Altın Yapmaya Çalışan Bir Müslüman Türk Bilgini
Dr. Murat Ergüven-Araştırmacı
CABİR BİN HAYYAN
Din ve fen bilimlerinin iç içe olduğu zamanlarda İslâm bilginleri modern dünyanın ve modern ilimlerin kurucuları olmuşlardır.
Avrupa’nın cehâlet karanlığında kaybolduğu bir devirde bilimin temellerini atmış, batıya (ve tüm dünyaya) yol gösterici olmuş, asırlara damgasını vurmuş bilim adamlarımızı tanımalıyız. İşte bunlardan biri; modern kimyanın kurucusu Cabir b. Hayyan.
Câbir b. Hayyan (721-818), 8.-9. asırlarda yaşamış meşhur Müslüman-Türk bilginidir. Hayatının büyük bir bölümünü Kûfe’de geçirdiği ve Kûfe’de şöhret yaptığı için Kûfî diye tanınmaktadır.
Birçok ilim dalında (Kimya, fizik, astronomi, matematik, tıb, felsefe, müzik vb.) eserler vermiş olan Câbir, Avrupa’da ‘Geber’ diye tanınmıştır. Câbir, sahip olduğu bilgileri ‘hikmetin kaynağı’ saydığı İmam Cafer’den aldığını söyler.
Orta çağ kimyasının en büyük dehâsı olan Câbir’i, Ord. Pr. İsmail Hakkı İzmirli; ‘modern kimyanın babası’ olarak görür. Hattâ Râzî ve İbn-i Sinâ, ondan ‘Üstadlar üstadı’ diye bahsederler.
İtalyan matematikçisi G. Cordano (1720-1783), Câbir’i dünyanın gelmiş geçmiş on iki dâhîsi arasında sayar; İngiliz filozofu Bacon (1214-1294) ise O’ndan hayranlıkla bahseder.
Câbir, eski kimyacılardan farklı olarak deneysel metoda önem vermiştir. Bu yüzden bütün orta çağ kimyacıları O’nun tesirinde kalmışlardır. Câbir b. Hayyan, sadece teorisyen değil, aynı zamanda uygulayıcı ve deneycidir; kitaplarında takip ettiği metod tamamen deney ve gözleme dayanır.
Ünlü kimyacımız Câbir, yıllarca bazı kimyasal maddeleri birleştirerek altın yapmaya çalışmasına rağmen sun’i altın yapmayı başaramamıştır; fakat kimya ilminin gelişmesine vesile olmuştur. Bu sayede birçok kimyevî maddeyi bulmuş, çeşitli kimyevî metodlar geliştirmiş ve çeşitli teoriler ortaya koymuştur.

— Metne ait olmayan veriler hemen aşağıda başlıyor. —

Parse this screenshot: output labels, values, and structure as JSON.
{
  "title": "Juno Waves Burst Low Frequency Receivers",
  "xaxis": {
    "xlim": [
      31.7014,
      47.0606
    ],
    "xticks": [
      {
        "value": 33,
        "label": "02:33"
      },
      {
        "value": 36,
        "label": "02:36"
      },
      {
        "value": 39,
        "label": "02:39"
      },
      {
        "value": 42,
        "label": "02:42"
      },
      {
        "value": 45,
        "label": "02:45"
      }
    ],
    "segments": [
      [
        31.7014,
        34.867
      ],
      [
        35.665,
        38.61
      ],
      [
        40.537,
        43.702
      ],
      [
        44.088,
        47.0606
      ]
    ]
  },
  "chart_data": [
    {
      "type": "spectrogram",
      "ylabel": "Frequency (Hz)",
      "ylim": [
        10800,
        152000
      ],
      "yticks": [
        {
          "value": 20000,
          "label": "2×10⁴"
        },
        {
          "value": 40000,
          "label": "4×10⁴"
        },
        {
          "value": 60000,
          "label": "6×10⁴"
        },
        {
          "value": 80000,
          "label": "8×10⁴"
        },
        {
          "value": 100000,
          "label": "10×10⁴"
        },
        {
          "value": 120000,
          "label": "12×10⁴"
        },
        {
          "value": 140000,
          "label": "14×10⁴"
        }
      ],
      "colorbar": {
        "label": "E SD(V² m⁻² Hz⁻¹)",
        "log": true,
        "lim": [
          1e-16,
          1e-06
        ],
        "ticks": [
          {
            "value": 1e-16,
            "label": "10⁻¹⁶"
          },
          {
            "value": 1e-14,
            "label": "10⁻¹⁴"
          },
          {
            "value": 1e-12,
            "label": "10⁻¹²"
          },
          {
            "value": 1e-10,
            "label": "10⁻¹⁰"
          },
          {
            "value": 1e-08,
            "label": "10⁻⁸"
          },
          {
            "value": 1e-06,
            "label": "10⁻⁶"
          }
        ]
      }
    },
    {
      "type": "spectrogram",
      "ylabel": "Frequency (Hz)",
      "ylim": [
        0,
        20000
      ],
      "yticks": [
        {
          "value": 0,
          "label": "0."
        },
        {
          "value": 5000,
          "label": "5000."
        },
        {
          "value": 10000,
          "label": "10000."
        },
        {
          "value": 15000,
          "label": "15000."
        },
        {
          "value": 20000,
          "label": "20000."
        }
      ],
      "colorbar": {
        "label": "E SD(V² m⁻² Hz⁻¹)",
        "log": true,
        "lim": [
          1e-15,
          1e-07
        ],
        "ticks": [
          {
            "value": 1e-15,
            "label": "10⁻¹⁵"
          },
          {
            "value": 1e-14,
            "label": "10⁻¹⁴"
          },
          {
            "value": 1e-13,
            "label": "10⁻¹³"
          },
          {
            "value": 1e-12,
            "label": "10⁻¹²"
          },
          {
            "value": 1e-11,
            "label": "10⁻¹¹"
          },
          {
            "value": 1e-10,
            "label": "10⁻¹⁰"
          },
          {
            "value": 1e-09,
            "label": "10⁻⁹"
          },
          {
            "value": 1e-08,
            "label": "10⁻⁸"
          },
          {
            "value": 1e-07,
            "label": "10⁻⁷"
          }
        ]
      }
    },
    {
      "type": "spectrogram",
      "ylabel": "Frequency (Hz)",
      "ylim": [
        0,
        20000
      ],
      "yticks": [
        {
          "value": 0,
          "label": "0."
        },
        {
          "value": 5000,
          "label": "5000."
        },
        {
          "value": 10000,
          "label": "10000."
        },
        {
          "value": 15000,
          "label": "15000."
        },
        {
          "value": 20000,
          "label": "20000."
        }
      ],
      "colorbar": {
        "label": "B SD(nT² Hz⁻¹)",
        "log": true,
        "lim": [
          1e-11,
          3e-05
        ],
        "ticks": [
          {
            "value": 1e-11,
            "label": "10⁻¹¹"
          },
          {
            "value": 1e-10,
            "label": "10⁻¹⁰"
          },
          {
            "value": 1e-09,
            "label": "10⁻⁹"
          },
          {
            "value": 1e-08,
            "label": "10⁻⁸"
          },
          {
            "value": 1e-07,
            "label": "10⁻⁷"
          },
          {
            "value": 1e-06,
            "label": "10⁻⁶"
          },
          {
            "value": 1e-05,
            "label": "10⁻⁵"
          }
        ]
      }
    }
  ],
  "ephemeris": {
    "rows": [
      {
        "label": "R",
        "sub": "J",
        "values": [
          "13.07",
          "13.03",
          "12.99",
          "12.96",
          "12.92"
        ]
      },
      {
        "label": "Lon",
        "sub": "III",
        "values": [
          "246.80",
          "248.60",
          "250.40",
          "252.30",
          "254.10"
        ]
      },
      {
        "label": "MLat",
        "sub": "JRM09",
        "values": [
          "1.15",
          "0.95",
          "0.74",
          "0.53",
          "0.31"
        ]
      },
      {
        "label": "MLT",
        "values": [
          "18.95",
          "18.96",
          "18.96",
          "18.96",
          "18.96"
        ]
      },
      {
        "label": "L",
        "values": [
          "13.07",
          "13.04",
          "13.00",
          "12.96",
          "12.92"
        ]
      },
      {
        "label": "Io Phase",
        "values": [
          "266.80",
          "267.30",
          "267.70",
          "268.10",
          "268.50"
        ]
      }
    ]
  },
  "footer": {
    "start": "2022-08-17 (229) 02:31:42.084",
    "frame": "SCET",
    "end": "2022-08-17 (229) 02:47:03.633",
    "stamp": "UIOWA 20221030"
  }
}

Burada sayamayacağımız kadar çalışması ve buluşu olan Câbir, on iki asır evvel kimyanın iki temel prensibini ilmî olarak ortaya koymuş ve kimyevî maddeleri dört ana gruba ayırarak ilk kimyevî sınıflamayı yapmıştır.
Bugün modern kimyanın babası sayılan Lavoisier, sadece kendisine kadar gelen bilgileri açıklamış ve kimyevî maddeleri isimlendirip, yeni bir sisteme koymuştur. Bu durumda Câbir’i “kimyanın kurucusu” ve “kimyanın babası” saymak daha yerinde ve daha doğru olur.
Birçok ilimde ağırlığını hissettiren ve söz sahibi olan büyük dehâ, birçok Avrupalı bilginden (Avrupa’da atomla ilgili ilk bilgiler İngiliz fizikçi ve kimyacısı Dalton (1766-1844)’a aittir.) bin sene evvel atomla ilgilenmiş, tarifini yapmış ve parçalanabileceğini söylemiştir. Ayrıca optik kanununun keşfi ve mercekler teorisinin ortaya konuluşunu da Câbir’e dayandıranlar vardır.
Büyük bilginimiz Câbir’in çeşitli bilimlere ait irili-ufaklı 1000’i aşkın eseri vardır.
Birçok doğulu ve batılı bilim adamı O’nu ‘üstâd’ kabul edip, O’nun açtığı yoldan yürümüşlerdir, fakat Câbir’in şânı-şöhreti o derece büyüktü ki: O’nun adını kullanarak şöhrete kavuşmak isteyenler de olmuştur.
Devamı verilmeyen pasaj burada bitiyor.